1º La rescisión del acto perjudicial para la masa activa consistente en Novación Modificativa No Extintiva del Acuerdo de Uso de Terreno firmado el 29 de septiembre de 2005 entre DASE y PRECOSA, declarando la vigencia del contrato inicial sin la modificación, con un plazo hasta el 30 de septiembre de 2010.

2º La resolución del Acuerdo de Colaboración de 1 de julio de 1994, y del Contrato de Suministro de vapor y agua de 8 de febrero de 1996, y de su Addendum de 28 de septiembre de 2003, por incumplimiento de DASE.

3º La resolución por mutuo acuerdo del Acuerdo de Uso del Terreno de 20 de febrero de 1996.

4º Declarar que el incumplimiento de DASE ha causado daños y perjuicios a PRECOSA, y que ha de indemnizar a PRECOSA por los mismos, en la cantidad de 694.207 euros en concepto de daño emergente, y la que se determine en concepto de lucro cesante por el perito judicial, en ejecución de sentencia, conforme a las bases fijadas en el fundamento jurídico undécimo, debiendo ser reducida la cantidad resultante en la suma 573.018,61 euros.

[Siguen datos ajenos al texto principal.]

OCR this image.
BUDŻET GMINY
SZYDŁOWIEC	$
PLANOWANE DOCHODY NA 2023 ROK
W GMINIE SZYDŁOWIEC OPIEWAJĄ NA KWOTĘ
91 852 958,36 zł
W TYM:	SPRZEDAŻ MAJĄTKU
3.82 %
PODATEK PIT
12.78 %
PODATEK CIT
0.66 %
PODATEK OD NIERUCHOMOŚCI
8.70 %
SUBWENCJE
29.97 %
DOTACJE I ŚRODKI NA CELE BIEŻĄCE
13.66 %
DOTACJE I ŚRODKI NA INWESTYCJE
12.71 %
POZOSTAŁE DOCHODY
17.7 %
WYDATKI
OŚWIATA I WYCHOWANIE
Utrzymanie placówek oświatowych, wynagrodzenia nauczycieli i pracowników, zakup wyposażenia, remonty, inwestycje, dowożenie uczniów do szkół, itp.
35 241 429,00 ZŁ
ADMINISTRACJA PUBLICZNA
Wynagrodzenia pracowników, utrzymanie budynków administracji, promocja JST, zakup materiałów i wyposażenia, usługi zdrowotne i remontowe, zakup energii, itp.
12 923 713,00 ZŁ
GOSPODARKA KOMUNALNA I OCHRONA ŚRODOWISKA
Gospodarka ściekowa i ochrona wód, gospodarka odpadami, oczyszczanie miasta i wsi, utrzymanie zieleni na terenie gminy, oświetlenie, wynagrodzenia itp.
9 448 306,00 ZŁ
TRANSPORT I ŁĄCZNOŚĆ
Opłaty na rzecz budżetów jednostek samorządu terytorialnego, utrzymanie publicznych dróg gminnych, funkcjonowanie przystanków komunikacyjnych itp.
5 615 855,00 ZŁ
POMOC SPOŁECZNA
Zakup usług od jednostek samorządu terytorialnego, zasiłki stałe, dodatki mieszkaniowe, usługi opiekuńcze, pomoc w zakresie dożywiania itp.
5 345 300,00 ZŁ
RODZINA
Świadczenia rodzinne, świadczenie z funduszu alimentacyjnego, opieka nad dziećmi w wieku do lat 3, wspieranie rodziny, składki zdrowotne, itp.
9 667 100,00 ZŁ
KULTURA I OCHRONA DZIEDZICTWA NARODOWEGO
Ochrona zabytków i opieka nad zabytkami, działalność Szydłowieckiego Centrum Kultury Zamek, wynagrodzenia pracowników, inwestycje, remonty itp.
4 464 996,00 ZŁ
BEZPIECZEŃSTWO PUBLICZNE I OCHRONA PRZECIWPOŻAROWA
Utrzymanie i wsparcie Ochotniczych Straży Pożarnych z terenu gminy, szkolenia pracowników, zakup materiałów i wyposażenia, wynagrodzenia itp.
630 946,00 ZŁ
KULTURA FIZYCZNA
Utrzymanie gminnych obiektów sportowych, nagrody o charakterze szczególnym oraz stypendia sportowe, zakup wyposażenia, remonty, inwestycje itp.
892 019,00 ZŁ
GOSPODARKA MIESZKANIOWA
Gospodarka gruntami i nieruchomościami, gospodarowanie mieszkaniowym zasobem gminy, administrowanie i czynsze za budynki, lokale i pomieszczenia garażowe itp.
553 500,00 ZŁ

5º Declarar que el crédito anterior ha de ser calificado como crédito concursal.

6º Acordar a favor de PRECOSA un derecho de posesión de la finca registral nº 9.803 del Registro de la Propiedad nº 2 de El Puerto de Santa María, limitado al espacio físico donde se situaba la planta de cogeneración, hasta la fecha máxima de 30 de septiembre de 2010.

7º Absolver a las partes de los demás pedimentos deducidos en su contra.

No se hace expresa imposición de costas."

2º.- Contra la antedicha sentencia por la representación de PRECOSA se interpuso en tiempo y forma recurso de apelación que fue admitido a trámite por el Juez "a quo" remitiendo las actuaciones a esta Audiencia Provincial, dándose traslado del referido escrito de apelación a las partes contrarias por término legal para que pudieran formular escrito de oposición o impugnación, los cuales una vez presentados fueron unidos a autos.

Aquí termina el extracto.